In this context, artistic practices should echo the scientific experimentation of their era: like scientists, artists conduct research, experiment, formulate new hypotheses, and call the established interpretative frameworks into question. In their own domain, each of these researchers continually questions reality, reformulating it while producing new perspectives, and thus creating a new status of reality, a new objectivity. These studies are different in status but similar in their objectives: to explore and experiment with new ways of imagining the world that then lead to the design of new services, new relational systems, and new models. Yet cooperation between art, design, engineering, and science is not new: from the 1950s onwards, artists started using the technology produced at MIT for their own ends; in the 1980s, Xerox Park integrated artistic practices into their process of innovation; Ars Electronica Center in Austria was created from the 1990s and is still active, etc.
This history is intensifying today with the diversification of cooperative models. New structures developing hybrid practices are being created all over the world. This is the case of ArtSiLab at Texas University for example: “The UT Dallas ATEC & EMAC Art-Science Lab carries out research and development that requires collaboration between artists and scientists, applied to problems of societal urgency and cultural timeliness. Through our projects, we seek to develop multiple applications, in a studio-lab approach, including the creation of artworks, scientific research, technology development and educational innovation. We carry out our projects through trans-disciplinary, national and international partnerships and collaborations.” Within this framework, the scientist Dr Roger Malina thus collaborated very closely with Andrew Blanton, media artist and composer.
This was also the case of Media Lab de Science Po Paris, founded by philosopher Bruno Latour, which collaborated with designers in its research. Tommaso Venturini, a social sciences researcher, will evoke this during his presentation.

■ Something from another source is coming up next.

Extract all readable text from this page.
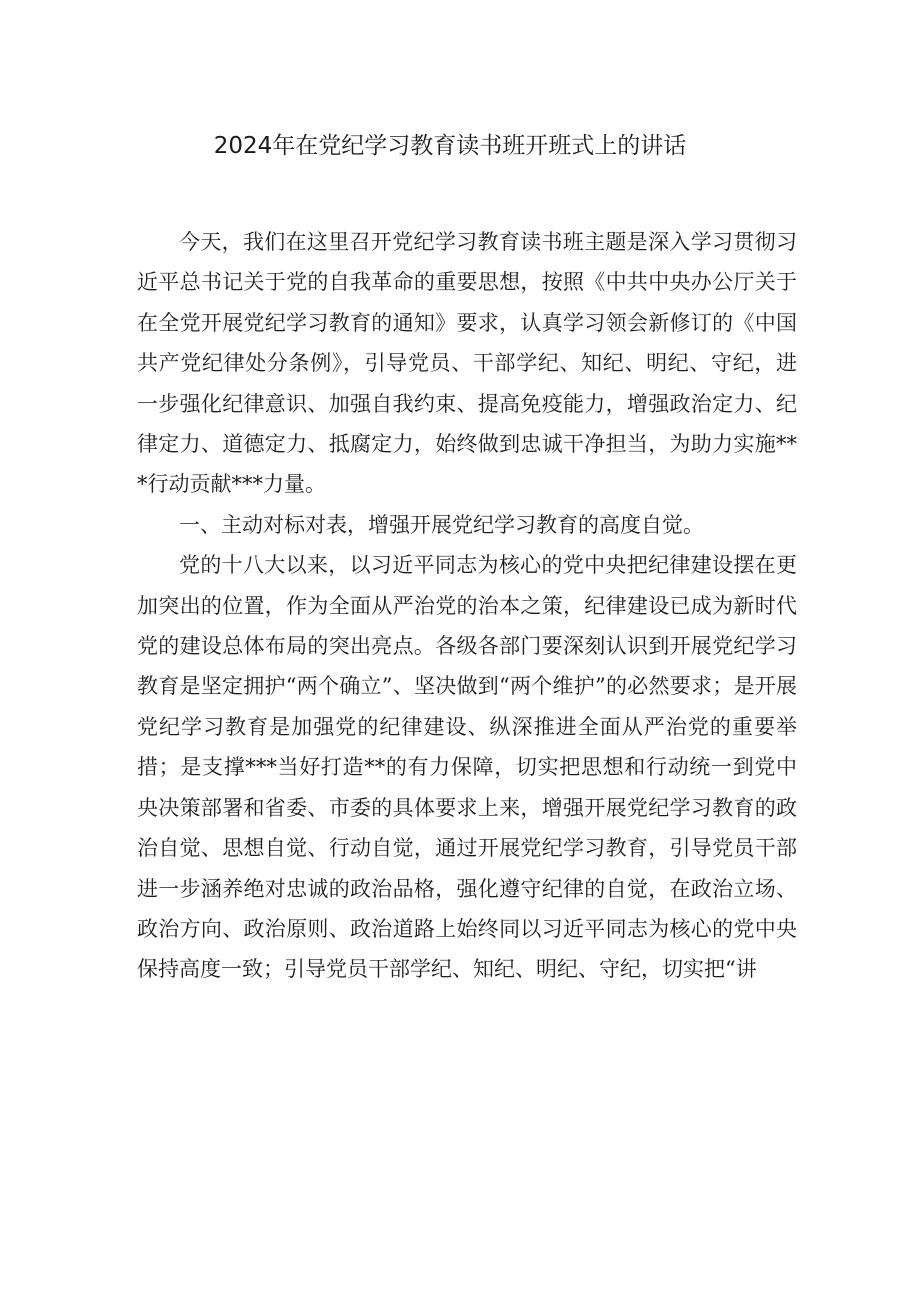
2024年在党纪学习教育读书班开班式上的讲话

今天，我们在这里召开党纪学习教育读书班主题是深入学习贯彻习近平总书记关于党的自我革命的重要思想，按照《中共中央办公厅关于在全党开展党纪学习教育的通知》要求，认真学习领会新修订的《中国共产党纪律处分条例》，引导党员、干部学纪、知纪、明纪、守纪，进一步强化纪律意识、加强自我约束、提高免疫能力，增强政治定力、纪律定力、道德定力、抵腐定力，始终做到忠诚干净担当，为助力实施***行动贡献***力量。

一、主动对标对表，增强开展党纪学习教育的高度自觉。

党的十八大以来，以习近平同志为核心的党中央把纪律建设摆在更加突出的位置，作为全面从严治党的治本之策，纪律建设已成为新时代党的建设总体布局的突出亮点。各级各部门要深刻认识到开展党纪学习教育是坚定拥护“两个确立”、坚决做到“两个维护”的必然要求；是开展党纪学习教育是加强党的纪律建设、纵深推进全面从严治党的重要举措；是支撑***当好打造**的有力保障，切实把思想和行动统一到党中央决策部署和省委、市委的具体要求上来，增强开展党纪学习教育的政治自觉、思想自觉、行动自觉，通过开展党纪学习教育，引导党员干部进一步涵养绝对忠诚的政治品格，强化遵守纪律的自觉，在政治立场、政治方向、政治原则、政治道路上始终同以习近平同志为核心的党中央保持高度一致；引导党员干部学纪、知纪、明纪、守纪，切实把“讲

This hybrid ecosystem signals the emergence of other stakeholders’ involvement in such research activities. This is the case of DécaLab, an agency dedicated to innovation through explorative design and art, designed for businesses. It is also the case of the art critics, theorists, and curators who, like Isabelle Arvers , contribute to exploring new concepts and perceptions and thus enrich scientific and artistic debates. Artists, scientists, designers, researchers, and critics thus explore together new ways of thinking about a theme or problematic. The theme of this conference is Data , a key issue in our contemporary societies . An extremely complex subject, Data is “dramatised” here, meaning that is used, applied, reappropriated, and staged, in order to understand it in a more intuitive way. Various channels will be presented for you to explore, in the form of performances associating speech, sound, maps, and images.

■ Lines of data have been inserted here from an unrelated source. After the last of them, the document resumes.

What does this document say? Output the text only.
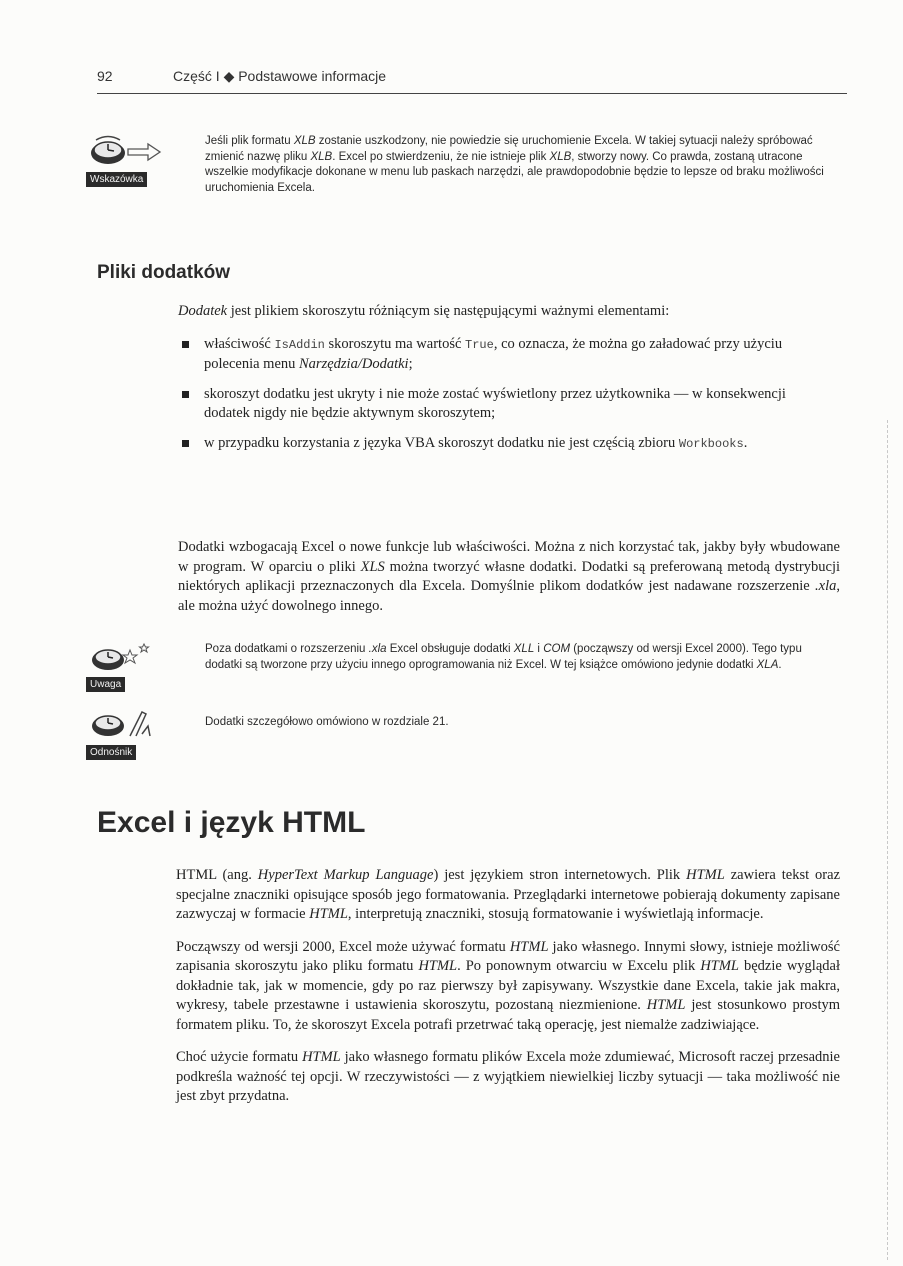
92	Część I ◆ Podstawowe informacje
Wskazówka

Jeśli plik formatu XLB zostanie uszkodzony, nie powiedzie się uruchomienie Excela. W takiej sytuacji należy spróbować zmienić nazwę pliku XLB. Excel po stwierdzeniu, że nie istnieje plik XLB, stworzy nowy. Co prawda, zostaną utracone wszelkie modyfikacje dokonane w menu lub paskach narzędzi, ale prawdopodobnie będzie to lepsze od braku możliwości uruchomienia Excela.

Pliki dodatków

Dodatek jest plikiem skoroszytu różniącym się następującymi ważnymi elementami:

właściwość IsAddin skoroszytu ma wartość True, co oznacza, że można go załadować przy użyciu polecenia menu Narzędzia/Dodatki;
skoroszyt dodatku jest ukryty i nie może zostać wyświetlony przez użytkownika — w konsekwencji dodatek nigdy nie będzie aktywnym skoroszytem;
w przypadku korzystania z języka VBA skoroszyt dodatku nie jest częścią zbioru Workbooks.

Dodatki wzbogacają Excel o nowe funkcje lub właściwości. Można z nich korzystać tak, jakby były wbudowane w program. W oparciu o pliki XLS można tworzyć własne dodatki. Dodatki są preferowaną metodą dystrybucji niektórych aplikacji przeznaczonych dla Excela. Domyślnie plikom dodatków jest nadawane rozszerzenie .xla, ale można użyć dowolnego innego.

Uwaga

Poza dodatkami o rozszerzeniu .xla Excel obsługuje dodatki XLL i COM (począwszy od wersji Excel 2000). Tego typu dodatki są tworzone przy użyciu innego oprogramowania niż Excel. W tej książce omówiono jedynie dodatki XLA.

Odnośnik

Dodatki szczegółowo omówiono w rozdziale 21.

Excel i język HTML

HTML (ang. HyperText Markup Language) jest językiem stron internetowych. Plik HTML zawiera tekst oraz specjalne znaczniki opisujące sposób jego formatowania. Przeglądarki internetowe pobierają dokumenty zapisane zazwyczaj w formacie HTML, interpretują znaczniki, stosują formatowanie i wyświetlają informacje.

Począwszy od wersji 2000, Excel może używać formatu HTML jako własnego. Innymi słowy, istnieje możliwość zapisania skoroszytu jako pliku formatu HTML. Po ponownym otwarciu w Excelu plik HTML będzie wyglądał dokładnie tak, jak w momencie, gdy po raz pierwszy był zapisywany. Wszystkie dane Excela, takie jak makra, wykresy, tabele przestawne i ustawienia skoroszytu, pozostaną niezmienione. HTML jest stosunkowo prostym formatem pliku. To, że skoroszyt Excela potrafi przetrwać taką operację, jest niemalże zadziwiające.

Choć użycie formatu HTML jako własnego formatu plików Excela może zdumiewać, Microsoft raczej przesadnie podkreśla ważność tej opcji. W rzeczywistości — z wyjątkiem niewielkiej liczby sytuacji — taka możliwość nie jest zbyt przydatna.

This performative, playful, and thought-provoking time will once again encourage the emergence of innovative stakeholders: you ! The great strength of this hybrid research is effectively to empower spectators and listeners. Whether they are experts or not, they are “swept up” in the research dynamic. A new public space emerges that is favourable to discovery and debate, in order to rethink transformations in new ways that depart from hegemonic discourses.